Without resorting to any overt dramatisation or personal glosses of the sort which disfigured Peter Sellars re-imagining of Matthew Passion, Solomon’s Knot really got to the fundamental message at the very heart of the Mass – to overwhelming effect. There was a real sense of sheer wonder and intensity to the singing of the ‘Incarnatus’, of mordant pain to the ‘Crucifixus’, it’s close a moment of magic, and an explosion of unfettered elation at the ‘Resurrexit’.
Being a collective there were no stars, the ten singers sharing solo honours, so it is almost invidious to single anyone but perhaps it is only fair inter alia to mention Kate Symonds-Joy in the final heart-stopping ‘Agnus dei’, Sells himself in the lilting ‘Et in spiritum sanctum’ and the imposing Alex Ashworth in the ‘Quoniam’ where he was accompanied by some quite extraordinary horn-playing from Kathryn Zevenbergen. There were notably fine contributions too from Leo Duarte and Robert de Bree (oboes d’amore), a sensitive flute contribution from Eva Caballero in the ‘Benedictus’ and some especially well-judged timpani contributions from Rosemary Toll.

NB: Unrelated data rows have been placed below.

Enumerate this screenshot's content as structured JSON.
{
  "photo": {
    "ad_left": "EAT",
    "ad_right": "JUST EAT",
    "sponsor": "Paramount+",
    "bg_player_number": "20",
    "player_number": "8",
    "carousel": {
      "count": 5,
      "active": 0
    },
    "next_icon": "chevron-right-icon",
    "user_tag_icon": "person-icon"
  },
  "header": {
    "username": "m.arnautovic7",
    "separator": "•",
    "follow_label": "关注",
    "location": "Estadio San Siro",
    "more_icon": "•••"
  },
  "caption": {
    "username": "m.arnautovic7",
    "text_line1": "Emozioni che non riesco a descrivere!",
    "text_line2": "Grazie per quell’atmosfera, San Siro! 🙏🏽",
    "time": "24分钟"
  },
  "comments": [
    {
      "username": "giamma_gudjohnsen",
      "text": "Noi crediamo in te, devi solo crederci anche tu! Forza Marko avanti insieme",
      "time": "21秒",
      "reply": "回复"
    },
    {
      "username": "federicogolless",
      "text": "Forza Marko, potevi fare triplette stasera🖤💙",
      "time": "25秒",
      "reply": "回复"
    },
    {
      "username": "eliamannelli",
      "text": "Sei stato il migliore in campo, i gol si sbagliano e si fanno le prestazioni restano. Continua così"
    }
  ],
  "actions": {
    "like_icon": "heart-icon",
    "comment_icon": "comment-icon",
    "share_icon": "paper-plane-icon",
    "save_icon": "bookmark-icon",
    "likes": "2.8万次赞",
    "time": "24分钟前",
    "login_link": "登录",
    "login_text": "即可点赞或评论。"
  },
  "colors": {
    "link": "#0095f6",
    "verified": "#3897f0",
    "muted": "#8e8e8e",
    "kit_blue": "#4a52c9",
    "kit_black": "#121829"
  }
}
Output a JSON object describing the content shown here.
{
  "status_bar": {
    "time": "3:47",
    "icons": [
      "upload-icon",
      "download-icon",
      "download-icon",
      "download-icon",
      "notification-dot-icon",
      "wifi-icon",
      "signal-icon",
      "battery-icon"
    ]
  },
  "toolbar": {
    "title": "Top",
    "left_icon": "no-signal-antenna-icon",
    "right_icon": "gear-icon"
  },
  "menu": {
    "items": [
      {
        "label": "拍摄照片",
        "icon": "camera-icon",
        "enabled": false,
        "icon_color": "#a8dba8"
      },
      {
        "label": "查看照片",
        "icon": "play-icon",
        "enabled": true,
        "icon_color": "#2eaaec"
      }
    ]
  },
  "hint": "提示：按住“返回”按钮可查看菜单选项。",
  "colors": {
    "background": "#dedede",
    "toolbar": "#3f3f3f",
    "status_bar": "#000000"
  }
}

Much of the music reflects Bach’s insatiable appetite for re-using his own material and reshaping it for the Mass – yet the extraordinary thing, especially in as convincing an account as this, is how much of a unity it is. What also lingers in the mind is the intense joy and radiant conviction of the choral singing as communicated in ‘Cum sancto spirito’ or the pregnant expectation followed by tremendous impetus of ‘Et exspecto resurrectionem mortuorum’, the whole work made so vivid.